1 p.m. – Inks dives back into the charts, often preparing analysis that he’ll share on Twitter or a class for Texas West Capital. He uses scanning software to find possible trades.
3 p.m. – Zdunczyk takes his dog for a longer walk. He’s also listening to podcasts and longform interviews, “feeding my brain with information.” Or sometimes he’ll go on a walk with his wife, and around then he eats his second meal of the day.
3 p.m. – Inks holds a live class for his trading group, answers questions and walks through his perspective on the charts.
4 p.m. – Zdunczyk begins his second wave of highly productive work, focusing on tasks that demand peak mental engagement – recalibrating his company’s sales strategy, for example.
4 p.m. – Inks interacts with his trading group on Discord, where he’ll usually find an ocean of DMs. “A lot of my day is speaking to subscribers to our service and helping them out,” he says. “I fit in all the business stuff where I can.”

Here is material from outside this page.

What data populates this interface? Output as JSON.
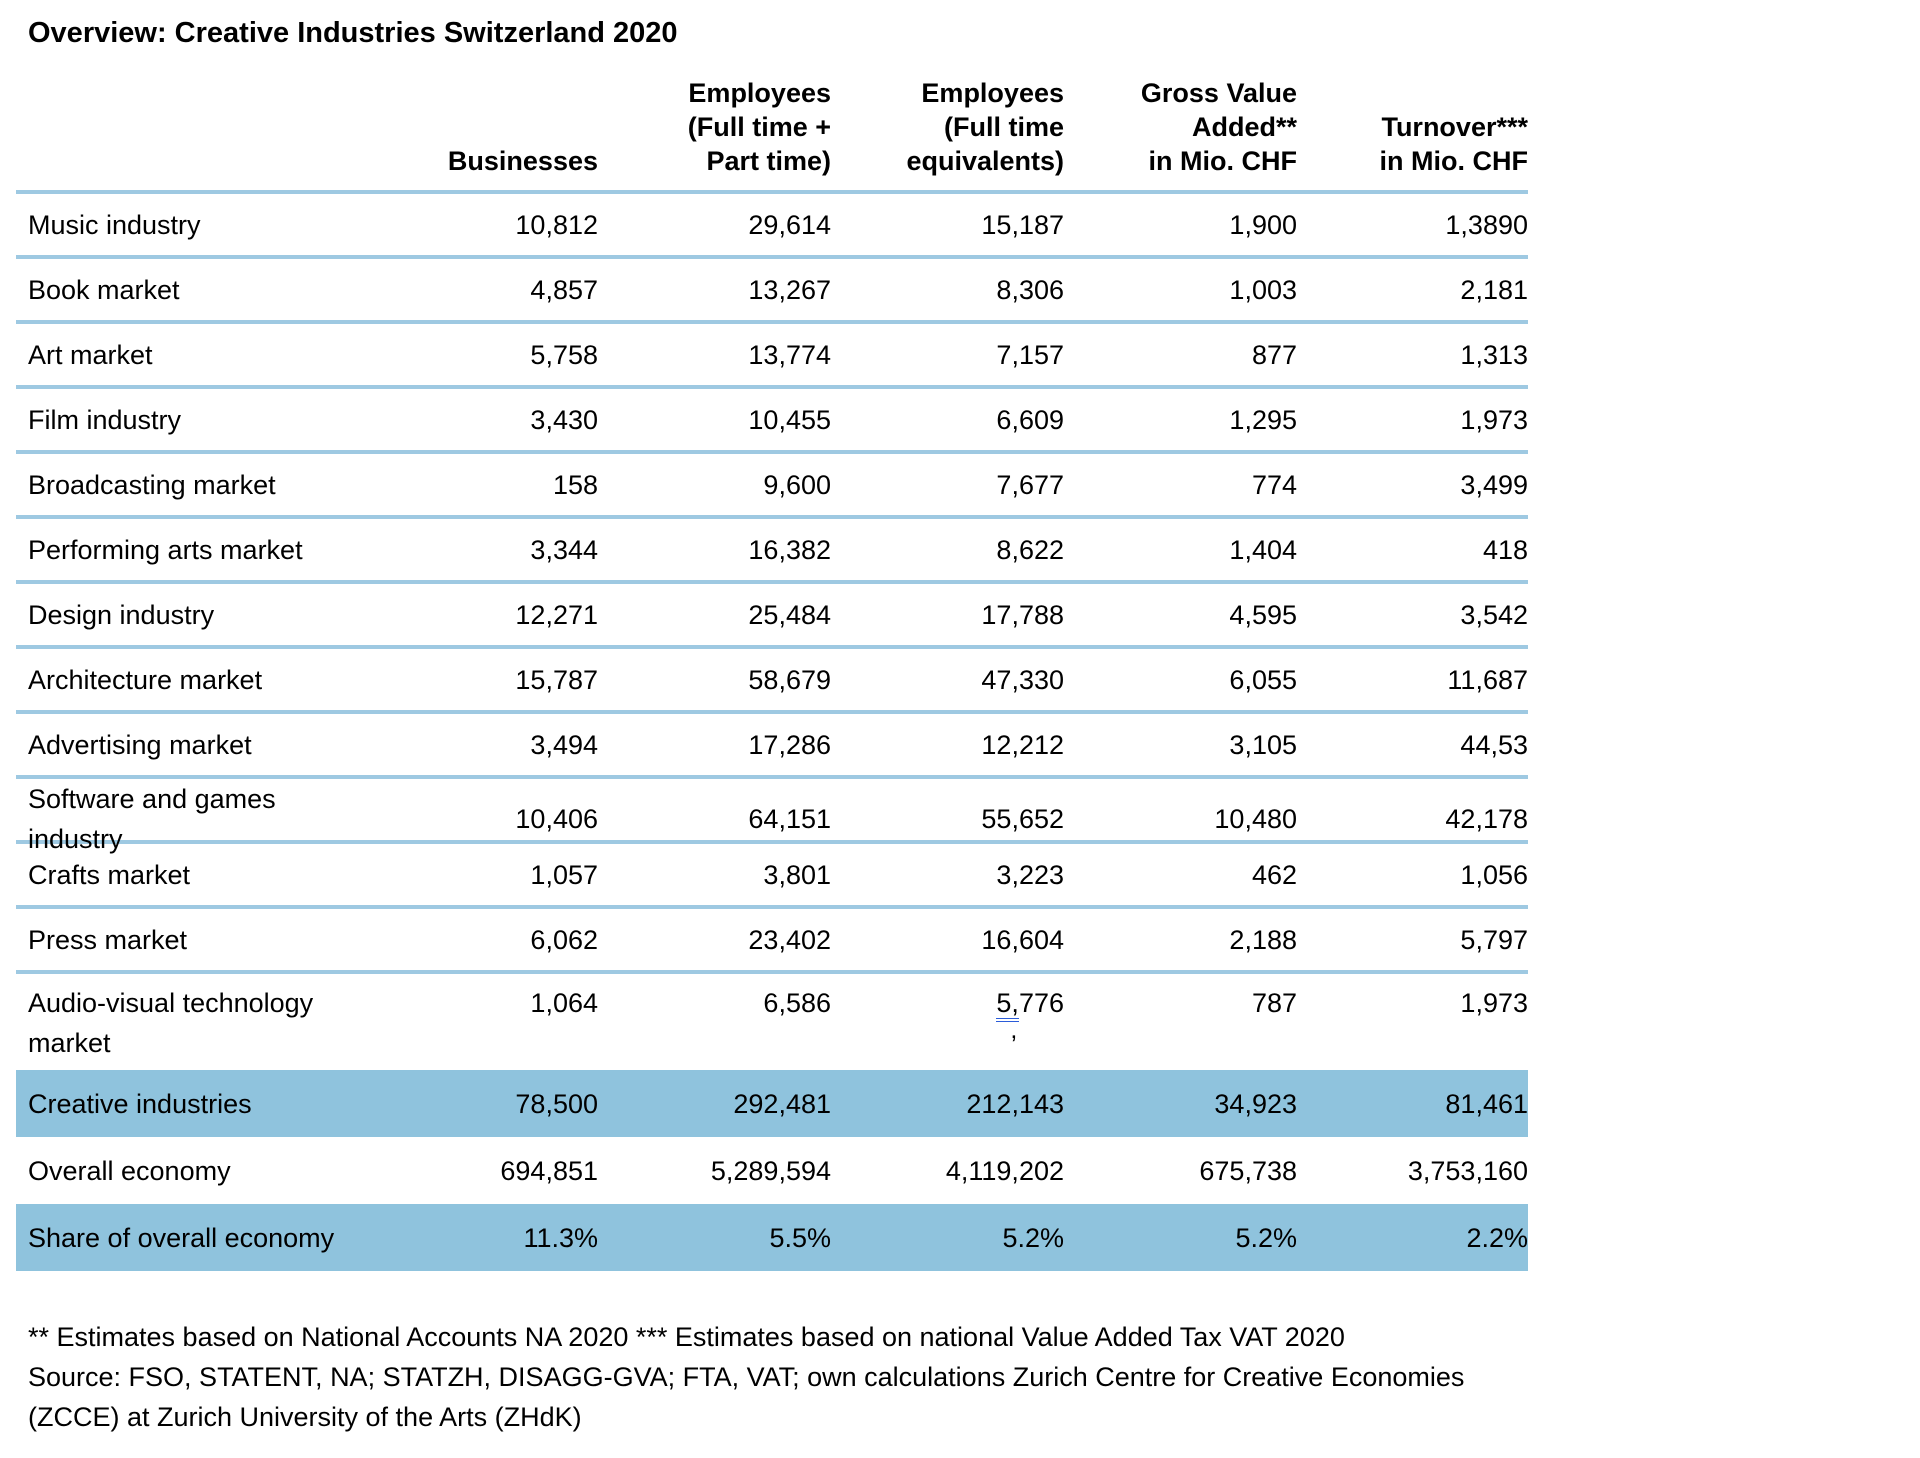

4:30 p.m. – Zdunczyk continues to focus on the “business work” whole, stealing peeks at the charts and Twitter. It can be tricky to get the balance right. If you ignore Twitter, you might miss something big; if you’re too Twitter-happy, you lose focus on the real work.
5 p.m. – More charting for Inks. Much of this is for the benefit of his trading group subscribers, as opposed to his own personal trading. This is not uncommon for successful traders. While the exact specifics of other successful crypto traders will vary, they’ll often share this one thing in common:
“The actual trading only takes a few hours, and the rest of the day is packed with running their business or writing their newsletter or engaging with their community. Traders aren’t always trading.”
6 p.m. – Zdunczyk hosts a livestream where he analyzes the charts, answers questions, and explains the logic of his technical analysis.
7 p.m. – Inks breaks for dinner, spends time with family.
8 p.m. – Zduńczyk has calls and meetings, conducts interviews, talks with friends on Twitter.
8 p.m. – Inks returns to the charts … and he’ll stick with them for hours. He’ll often work until 11 p.m., midnight or even 1 a.m. to study the charts and share his thoughts with the community. “At the end of the day, I tend to be a bit of a workaholic,” he says. “I have to watch that, because I do have a young son.”
10 p.m. – “I slowly detach myself,” says Zdunczyk, and spends time with his wife. He does his best to avoid the siren song of the charts but sometimes he succumbs, even when he knows he shouldn’t, even after all these years of experience, even when he knows it’s healthy. Because ultimately, Zdunczyk says, “every trader is a child at heart.”